At this point we have compared the Symmetric Radial Keratotomy developed by Prof. Fyodorov and the asymmetric Radial Keratotomy conceived and developed by Prof. Massimo Lombardi. The comparison consists of:

Radial Keratotomy

1) Marking of the optical zone with markers of a diameter from 3.2 mm to 5.5 mm.

2) Marking of the cornea with markers provided with a number of radials from 4 to 12.

3) Eventual addition of radial or tangential incisions for the correction of the astigmatism.

4) Incision of the corneal stroma along the direction of the radial marks.

5) Deepening the incisions in order to incise the stroma as deeply as possible (90%).

Asymmetric Radial Keratotomy

la) In A.R.K., we never go below the 4.0 optical Zone: normally from 4.0 to 5.5

2a) In A.R.K., the incisions (1 to 10) are done only in one sector from 30° to 270° (in most cases).

3a) This is usually done in A.R.K.

4a) No change in A.R.K.

5a) In A.R.K. normally from 70% - 80%. Not more!


For the majority of the cases, total correction was obtained after the first operation of A.R.K. and allowed the patients to avoid using corneal lenses, whose excessive use is one of the main reasons for the worsening of the keratoconus. It was possible to correct the eventual residual ametropia with eyeglasses, attaining in most of the patients a satisfactory utilization which was impossible before surgery.

Discussion

After 9 years of successful experience with this technique patients and following a scrupulous supervision of the patients for the stability of the ophthalmometry and the pachymetry, we can conclude by suggesting that A.R.K. should be considered as the elective surgical treatment of type I, II and selected cases III keratoconus.

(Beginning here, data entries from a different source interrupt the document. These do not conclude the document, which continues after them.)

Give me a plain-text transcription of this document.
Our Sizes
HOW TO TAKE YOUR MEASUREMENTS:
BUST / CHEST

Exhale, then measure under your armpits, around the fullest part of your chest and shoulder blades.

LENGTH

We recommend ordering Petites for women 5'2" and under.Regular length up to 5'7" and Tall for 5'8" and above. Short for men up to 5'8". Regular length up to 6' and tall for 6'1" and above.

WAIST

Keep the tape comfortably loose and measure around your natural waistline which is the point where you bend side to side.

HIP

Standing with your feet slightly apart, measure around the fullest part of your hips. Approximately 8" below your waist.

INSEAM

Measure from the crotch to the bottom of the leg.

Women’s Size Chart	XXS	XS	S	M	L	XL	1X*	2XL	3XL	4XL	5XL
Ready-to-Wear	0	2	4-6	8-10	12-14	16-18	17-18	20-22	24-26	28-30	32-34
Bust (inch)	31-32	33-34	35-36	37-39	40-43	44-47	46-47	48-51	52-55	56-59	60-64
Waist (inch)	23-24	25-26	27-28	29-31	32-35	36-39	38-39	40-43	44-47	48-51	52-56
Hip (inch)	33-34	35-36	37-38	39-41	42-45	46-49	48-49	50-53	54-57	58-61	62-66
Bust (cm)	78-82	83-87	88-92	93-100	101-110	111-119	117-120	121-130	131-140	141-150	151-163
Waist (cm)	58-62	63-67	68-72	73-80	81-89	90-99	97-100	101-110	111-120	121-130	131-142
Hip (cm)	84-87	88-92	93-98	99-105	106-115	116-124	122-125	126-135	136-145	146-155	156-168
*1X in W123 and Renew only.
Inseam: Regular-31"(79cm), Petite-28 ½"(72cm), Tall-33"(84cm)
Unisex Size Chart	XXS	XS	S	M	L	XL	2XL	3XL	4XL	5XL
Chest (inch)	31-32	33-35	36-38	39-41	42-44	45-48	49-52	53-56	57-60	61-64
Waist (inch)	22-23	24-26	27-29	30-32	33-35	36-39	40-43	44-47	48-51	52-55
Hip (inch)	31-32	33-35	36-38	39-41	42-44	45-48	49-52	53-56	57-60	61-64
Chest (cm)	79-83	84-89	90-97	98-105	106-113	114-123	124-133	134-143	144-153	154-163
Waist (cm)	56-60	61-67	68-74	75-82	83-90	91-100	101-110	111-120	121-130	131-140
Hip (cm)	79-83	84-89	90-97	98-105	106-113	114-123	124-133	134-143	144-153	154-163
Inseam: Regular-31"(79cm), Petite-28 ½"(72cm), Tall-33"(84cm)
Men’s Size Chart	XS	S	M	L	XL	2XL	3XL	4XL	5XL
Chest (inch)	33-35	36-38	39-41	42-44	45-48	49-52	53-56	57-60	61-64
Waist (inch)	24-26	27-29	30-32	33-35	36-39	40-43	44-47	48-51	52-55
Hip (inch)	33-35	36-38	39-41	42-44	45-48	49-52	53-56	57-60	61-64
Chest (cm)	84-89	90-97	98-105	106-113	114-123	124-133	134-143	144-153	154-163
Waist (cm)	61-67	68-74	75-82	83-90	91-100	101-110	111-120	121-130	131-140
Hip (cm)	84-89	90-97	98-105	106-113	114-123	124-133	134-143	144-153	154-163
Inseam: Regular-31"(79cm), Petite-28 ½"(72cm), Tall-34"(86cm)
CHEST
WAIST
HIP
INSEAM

And the sooner the better!!

Patients presenting bilateral keratoconus always chose to operate on the second eye. This proves to be an improvement due to a subjective appreciation. We believe that A.R.K. is not a "Panacea", but an effective surgical praesidium for accurately selected type I, II and III keratoconus patients.

This technique does not interfere with other eventual surgical praesidia such as myopic or aphakic epikeratoprothesis, corneal transplant, cataract plus I.O.L. implantation, glaucoma or retinal and vitreous surgery, etc.

The explanation of the clinical results could be the following:

1) the flattened corneal profile obtained with A.R.K. normally eliminating the corneal ectasia, allows a more regular distribution of pressure into the Anterior Chamber;

2) the gradual healing of the incisions, obtained by a tissue rich with fibrin, creates a new organic net with a great capacity of structural support directly in the corneal stroma, which was tectonically thinner and weaker. This structural support avoids a relapse of the original defect in the future.


Prof. Fyodorov formulated in his previous works some similar ideas regarding the healing of Radial Keratotomy incisions and his theory is supported by a wealth of cytological and histological examinations, and by optic, electronic and scanning microscopy.
Obviously the healing of incisions on a cornea affected by keratoconus needs more time.

Our convictions were based on these two points:

1) after nine years from the first operation we observed that one case out of 48 presented signs of ectasia; as for this only patient, we have to say that she is a female patient and together with keratoconus worsening she had an organic wasting which could explain this case.

2) a regular pachymetric examination has demonstrated long term constant stability and normally an increase of about 20-30 μ of the corneal thickness. The group of patients with type I, II and III keratoconus up to the present have not required undergoing a penetrating keratoplasty or epikeratoprothesis (according to our statistics, not one of 48 patients during the 9 years of follow up).